Description
I have set the enable_categorical argument in XGBClassifier using the SKLearn API, by which I can avoid having to 1-hot encode the categorical features. The documentation here:
(https://xgboost.readthedocs.io/en/stable/tutorials/categorical.html#training-with-scikit-learn-interface) suggests that:
- the categorical columns should be set as pandas dtype ‘category’,
- these columns need to be encoded as integers starting at 0, as clarified here: (https://xgboost.readthedocs.io/en/stable/tutorials/categorical.html#miscellaneous). I use the OrdinalEncoder to achieve this.

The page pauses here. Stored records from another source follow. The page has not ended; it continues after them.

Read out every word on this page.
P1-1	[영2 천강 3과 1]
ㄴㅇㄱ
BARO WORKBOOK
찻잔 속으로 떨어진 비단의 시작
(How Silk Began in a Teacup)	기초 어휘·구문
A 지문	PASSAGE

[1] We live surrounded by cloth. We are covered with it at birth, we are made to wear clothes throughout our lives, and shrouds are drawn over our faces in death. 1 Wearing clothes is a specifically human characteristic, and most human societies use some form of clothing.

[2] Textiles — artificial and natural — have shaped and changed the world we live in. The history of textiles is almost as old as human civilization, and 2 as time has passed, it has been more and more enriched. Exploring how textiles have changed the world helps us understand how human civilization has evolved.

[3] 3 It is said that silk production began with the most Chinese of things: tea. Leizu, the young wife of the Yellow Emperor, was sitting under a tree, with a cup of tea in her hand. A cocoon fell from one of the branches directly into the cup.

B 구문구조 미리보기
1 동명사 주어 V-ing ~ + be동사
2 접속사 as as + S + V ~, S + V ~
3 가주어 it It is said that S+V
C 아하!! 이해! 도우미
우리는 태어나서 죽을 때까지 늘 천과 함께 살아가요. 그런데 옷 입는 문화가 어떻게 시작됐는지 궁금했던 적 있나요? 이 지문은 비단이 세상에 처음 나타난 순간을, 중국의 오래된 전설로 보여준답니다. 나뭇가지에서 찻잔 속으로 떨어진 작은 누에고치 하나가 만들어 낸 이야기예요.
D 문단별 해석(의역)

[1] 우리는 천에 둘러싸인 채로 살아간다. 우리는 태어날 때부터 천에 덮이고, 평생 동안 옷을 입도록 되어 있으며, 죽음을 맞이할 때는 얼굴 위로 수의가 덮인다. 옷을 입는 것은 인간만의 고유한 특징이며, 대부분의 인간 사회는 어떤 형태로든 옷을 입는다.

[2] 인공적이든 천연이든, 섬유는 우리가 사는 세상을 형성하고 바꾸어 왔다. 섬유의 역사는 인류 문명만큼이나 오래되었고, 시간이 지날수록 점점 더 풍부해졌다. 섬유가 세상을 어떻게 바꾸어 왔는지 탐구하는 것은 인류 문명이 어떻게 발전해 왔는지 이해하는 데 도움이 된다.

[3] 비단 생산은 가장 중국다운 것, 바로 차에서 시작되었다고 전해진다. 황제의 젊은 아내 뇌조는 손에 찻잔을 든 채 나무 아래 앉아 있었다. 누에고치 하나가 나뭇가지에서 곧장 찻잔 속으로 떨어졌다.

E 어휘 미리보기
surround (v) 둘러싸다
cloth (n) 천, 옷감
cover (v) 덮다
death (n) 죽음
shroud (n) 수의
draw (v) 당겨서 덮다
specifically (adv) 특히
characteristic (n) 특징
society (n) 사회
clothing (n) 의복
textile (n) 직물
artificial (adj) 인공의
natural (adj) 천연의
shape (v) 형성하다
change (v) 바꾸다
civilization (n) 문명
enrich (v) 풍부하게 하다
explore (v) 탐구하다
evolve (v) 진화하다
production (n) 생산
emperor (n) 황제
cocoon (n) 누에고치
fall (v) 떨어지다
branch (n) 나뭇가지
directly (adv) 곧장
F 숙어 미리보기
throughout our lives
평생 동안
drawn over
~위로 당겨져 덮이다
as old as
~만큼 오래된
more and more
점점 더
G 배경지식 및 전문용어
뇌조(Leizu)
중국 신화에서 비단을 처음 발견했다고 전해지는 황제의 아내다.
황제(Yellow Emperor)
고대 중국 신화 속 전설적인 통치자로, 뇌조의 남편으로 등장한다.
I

My XGBClassifier instance is wrapped within a CalibratedClassifierCV (step ‘clf’) and occurs at the end of a set of transformations via the ColumnTransformer (step ‘enc’) and dimension reduction (step ‘dim’) and the whole pipeline is in turn wrapped for hyperparameter tuning within RandomizedSearchCV as in the diagram below:
So, after reading the input data via pd.read_csv(), I changed the desired columns grouped as ‘target’ and ‘cat’ above, to pandas dtype ‘category’ and fitted it to the estimator above.
I also tried a second scenario where I left the ‘target’ and ‘cat’ columns of the input df as the default dtypes as read by pd.read_csv and fitted it to the estimator.
I expected that in the first case (where I changed the pandas columns to dtype ‘category’), the categories of the features would be used to split nodes and give me different results from the second case. However, in both instances, I got identical results.
Finally, I also repeated the above 2 scenarios with the enable_categorical argument set to False in the XGBClassifier instance and got the exact same results in yet again.
This suggests to me that the features (with the same ordinal values in the columns in all cases) are not being treated any differently whether the pandas columns are dtype ‘category’ or otherwise and whether the enable_categorical flag is set or not.
Am I missing something to get XGBClassifier to use the categorical features to split the nodes?
Note that the output of the ColumnTransformer step is a numpy array which gets propagated through the ‘dim’ step to the ‘clf’ steps. So, arguably, the data fed to XGBClassifier at the end of the pipeline is not in a dataframe at all and the relevant columns won’t therefore have the pandas dtype ‘category’ when fed to the XGBClassifier.
Is this the reason for the identical results? If so, how can I utilise the categorical features functionality of XGBClassifier via the SKLearn API?
Reproducible example
Hope above information is sufficient to answer my question. If you indeed need a more tangible estimator, please let me know.
Environment info
xgboost version: 1.6.2
SKLearn: 1.1.2
Pandas: 1.5.1
numpy: 1.23.4